De foto van de lachende mijnheer verdwijnt en op de volgende foto’s die verschijnen zien we mijnheer bij een draaiorgel. Draaiorgels daar hield mijnheer van. De klanken van deze muziek dwaalden regelmatig- nadat mijnheer een cd had opgezet- over de gang van de afdeling waar mijnheer verbleef. Mijnheer was twintig jaar orgelman in Leeuwarden. Dit komen we te weten als de vriend van mijnheer- ook orgelman- wat vertelt over de overleden man.  

Het is een beetje vreemd, We zitten met zo een klein gezelschap en dan staat er iemand te spreken achter een katheder. Het is een boeiend relaas over een liefde voor een draaiorgel, waar mijnheer mee door Leeuwarden trok, die aan iemand in Canada werd verkocht en waar een hereniging in een loods in Engeland is.
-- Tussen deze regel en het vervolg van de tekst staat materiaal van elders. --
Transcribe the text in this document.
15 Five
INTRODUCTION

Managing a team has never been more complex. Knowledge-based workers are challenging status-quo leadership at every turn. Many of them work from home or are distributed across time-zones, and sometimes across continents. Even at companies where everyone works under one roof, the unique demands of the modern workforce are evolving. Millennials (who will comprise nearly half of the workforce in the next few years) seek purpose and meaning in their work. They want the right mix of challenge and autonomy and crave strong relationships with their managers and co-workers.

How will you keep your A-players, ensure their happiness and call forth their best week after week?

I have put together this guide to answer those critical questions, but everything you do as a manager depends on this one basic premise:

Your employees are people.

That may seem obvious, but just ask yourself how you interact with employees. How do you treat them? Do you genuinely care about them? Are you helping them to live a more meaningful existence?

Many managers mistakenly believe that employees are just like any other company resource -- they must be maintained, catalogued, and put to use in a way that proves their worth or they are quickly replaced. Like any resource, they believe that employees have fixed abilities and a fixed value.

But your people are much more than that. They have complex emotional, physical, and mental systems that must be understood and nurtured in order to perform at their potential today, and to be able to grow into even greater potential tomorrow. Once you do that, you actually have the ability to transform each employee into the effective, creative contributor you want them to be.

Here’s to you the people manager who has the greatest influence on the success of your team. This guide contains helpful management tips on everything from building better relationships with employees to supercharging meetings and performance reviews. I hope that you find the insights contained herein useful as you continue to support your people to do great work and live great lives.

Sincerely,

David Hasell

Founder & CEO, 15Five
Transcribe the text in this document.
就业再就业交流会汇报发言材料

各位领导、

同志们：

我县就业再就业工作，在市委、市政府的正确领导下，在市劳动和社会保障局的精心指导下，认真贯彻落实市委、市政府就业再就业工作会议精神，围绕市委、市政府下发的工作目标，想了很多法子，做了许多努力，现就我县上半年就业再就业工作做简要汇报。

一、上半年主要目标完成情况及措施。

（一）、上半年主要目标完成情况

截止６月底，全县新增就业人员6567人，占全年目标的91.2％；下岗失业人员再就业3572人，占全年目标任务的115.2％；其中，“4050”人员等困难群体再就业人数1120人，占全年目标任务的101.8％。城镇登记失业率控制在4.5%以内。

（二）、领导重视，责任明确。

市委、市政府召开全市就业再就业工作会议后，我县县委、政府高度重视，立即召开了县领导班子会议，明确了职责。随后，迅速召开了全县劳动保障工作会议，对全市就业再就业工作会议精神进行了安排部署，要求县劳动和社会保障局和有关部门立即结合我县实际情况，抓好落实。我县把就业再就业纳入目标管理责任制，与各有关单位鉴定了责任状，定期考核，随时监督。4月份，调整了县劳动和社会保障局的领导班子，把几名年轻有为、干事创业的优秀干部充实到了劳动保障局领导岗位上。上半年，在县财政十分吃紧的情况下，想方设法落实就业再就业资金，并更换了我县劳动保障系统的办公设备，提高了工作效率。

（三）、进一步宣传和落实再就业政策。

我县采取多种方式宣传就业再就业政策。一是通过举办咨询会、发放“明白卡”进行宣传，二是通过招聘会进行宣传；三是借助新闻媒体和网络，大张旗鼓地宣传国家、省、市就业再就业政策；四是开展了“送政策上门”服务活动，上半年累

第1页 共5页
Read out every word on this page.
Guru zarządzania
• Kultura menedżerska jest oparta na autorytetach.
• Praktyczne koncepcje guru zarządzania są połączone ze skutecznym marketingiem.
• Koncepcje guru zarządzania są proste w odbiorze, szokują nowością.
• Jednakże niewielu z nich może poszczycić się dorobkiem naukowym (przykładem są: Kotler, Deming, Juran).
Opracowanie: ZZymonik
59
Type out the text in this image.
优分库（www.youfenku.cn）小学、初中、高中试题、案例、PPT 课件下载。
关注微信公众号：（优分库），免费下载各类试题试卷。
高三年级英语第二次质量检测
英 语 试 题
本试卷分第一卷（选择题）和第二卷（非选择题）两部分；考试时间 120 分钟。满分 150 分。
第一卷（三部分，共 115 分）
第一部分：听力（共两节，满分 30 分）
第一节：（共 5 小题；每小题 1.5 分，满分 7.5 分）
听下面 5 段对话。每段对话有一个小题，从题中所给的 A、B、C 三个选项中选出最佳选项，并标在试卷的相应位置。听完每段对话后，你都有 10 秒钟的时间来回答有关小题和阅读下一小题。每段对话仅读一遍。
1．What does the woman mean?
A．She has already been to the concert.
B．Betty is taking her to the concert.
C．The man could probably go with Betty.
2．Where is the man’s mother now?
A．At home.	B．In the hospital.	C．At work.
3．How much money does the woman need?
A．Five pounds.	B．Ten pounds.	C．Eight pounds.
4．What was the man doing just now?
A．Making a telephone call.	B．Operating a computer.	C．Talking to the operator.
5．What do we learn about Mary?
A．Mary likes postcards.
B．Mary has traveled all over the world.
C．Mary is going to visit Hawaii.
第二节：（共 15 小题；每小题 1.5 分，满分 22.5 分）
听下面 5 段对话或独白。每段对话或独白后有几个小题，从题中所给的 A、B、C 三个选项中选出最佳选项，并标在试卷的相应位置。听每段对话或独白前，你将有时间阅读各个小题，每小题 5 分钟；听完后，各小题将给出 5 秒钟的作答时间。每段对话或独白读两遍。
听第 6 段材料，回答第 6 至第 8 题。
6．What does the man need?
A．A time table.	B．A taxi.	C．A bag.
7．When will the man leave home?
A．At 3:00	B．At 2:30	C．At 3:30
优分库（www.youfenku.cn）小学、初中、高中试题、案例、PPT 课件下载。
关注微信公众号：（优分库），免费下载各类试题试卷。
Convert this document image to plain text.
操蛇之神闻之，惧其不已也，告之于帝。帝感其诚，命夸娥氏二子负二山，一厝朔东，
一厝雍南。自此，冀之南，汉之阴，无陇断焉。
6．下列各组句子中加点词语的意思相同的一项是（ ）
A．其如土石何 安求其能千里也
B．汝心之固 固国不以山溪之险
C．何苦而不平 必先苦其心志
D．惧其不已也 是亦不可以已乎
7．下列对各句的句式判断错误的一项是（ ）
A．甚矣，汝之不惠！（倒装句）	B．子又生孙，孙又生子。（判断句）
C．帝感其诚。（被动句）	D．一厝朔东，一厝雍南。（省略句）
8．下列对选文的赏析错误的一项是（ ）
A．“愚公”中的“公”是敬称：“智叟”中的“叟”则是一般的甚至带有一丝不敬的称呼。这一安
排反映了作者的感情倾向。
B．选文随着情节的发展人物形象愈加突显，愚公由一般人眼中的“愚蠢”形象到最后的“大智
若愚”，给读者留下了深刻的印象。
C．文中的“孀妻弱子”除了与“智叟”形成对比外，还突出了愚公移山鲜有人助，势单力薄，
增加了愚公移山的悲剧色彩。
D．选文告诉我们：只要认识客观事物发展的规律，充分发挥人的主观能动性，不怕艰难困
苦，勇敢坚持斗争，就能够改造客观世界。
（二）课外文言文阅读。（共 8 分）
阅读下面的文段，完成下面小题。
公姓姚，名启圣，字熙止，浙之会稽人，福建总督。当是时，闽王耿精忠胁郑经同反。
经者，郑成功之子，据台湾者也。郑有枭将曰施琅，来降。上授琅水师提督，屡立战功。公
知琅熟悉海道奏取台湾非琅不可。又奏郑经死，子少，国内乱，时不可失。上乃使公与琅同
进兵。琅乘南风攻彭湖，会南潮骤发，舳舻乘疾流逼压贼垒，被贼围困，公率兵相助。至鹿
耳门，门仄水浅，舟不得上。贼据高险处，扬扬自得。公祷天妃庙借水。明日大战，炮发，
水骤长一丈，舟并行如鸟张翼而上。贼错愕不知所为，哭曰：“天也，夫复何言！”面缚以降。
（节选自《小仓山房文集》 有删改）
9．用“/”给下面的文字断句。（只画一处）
Het orgel is in Engeland voor reparatie voordat het orgel naar Zwitserland vertrekt. Dit verhaal is een klein deel van een bijzondere vriendschap en zorg voor iemand die door omstandigheden alleen in de wereld stond. 

Het voelt alsof mijnheer een deel in deze eenzaamheid had. 

In de vier jaar dat mijnheer in het verzorging en verpleeghuis was mijnheer ook vrij op zichzelf. Hij deed nooit mee aan activiteiten en zat alleen aan tafel in het restaurant. Daar had hij vooral net als op de afdeling contact met de zorggevers. Hij zocht een collega van welzijn op en zwaaide naar haar als hij aan het eind van de maaltijd met een banaan naar boven vertrok. 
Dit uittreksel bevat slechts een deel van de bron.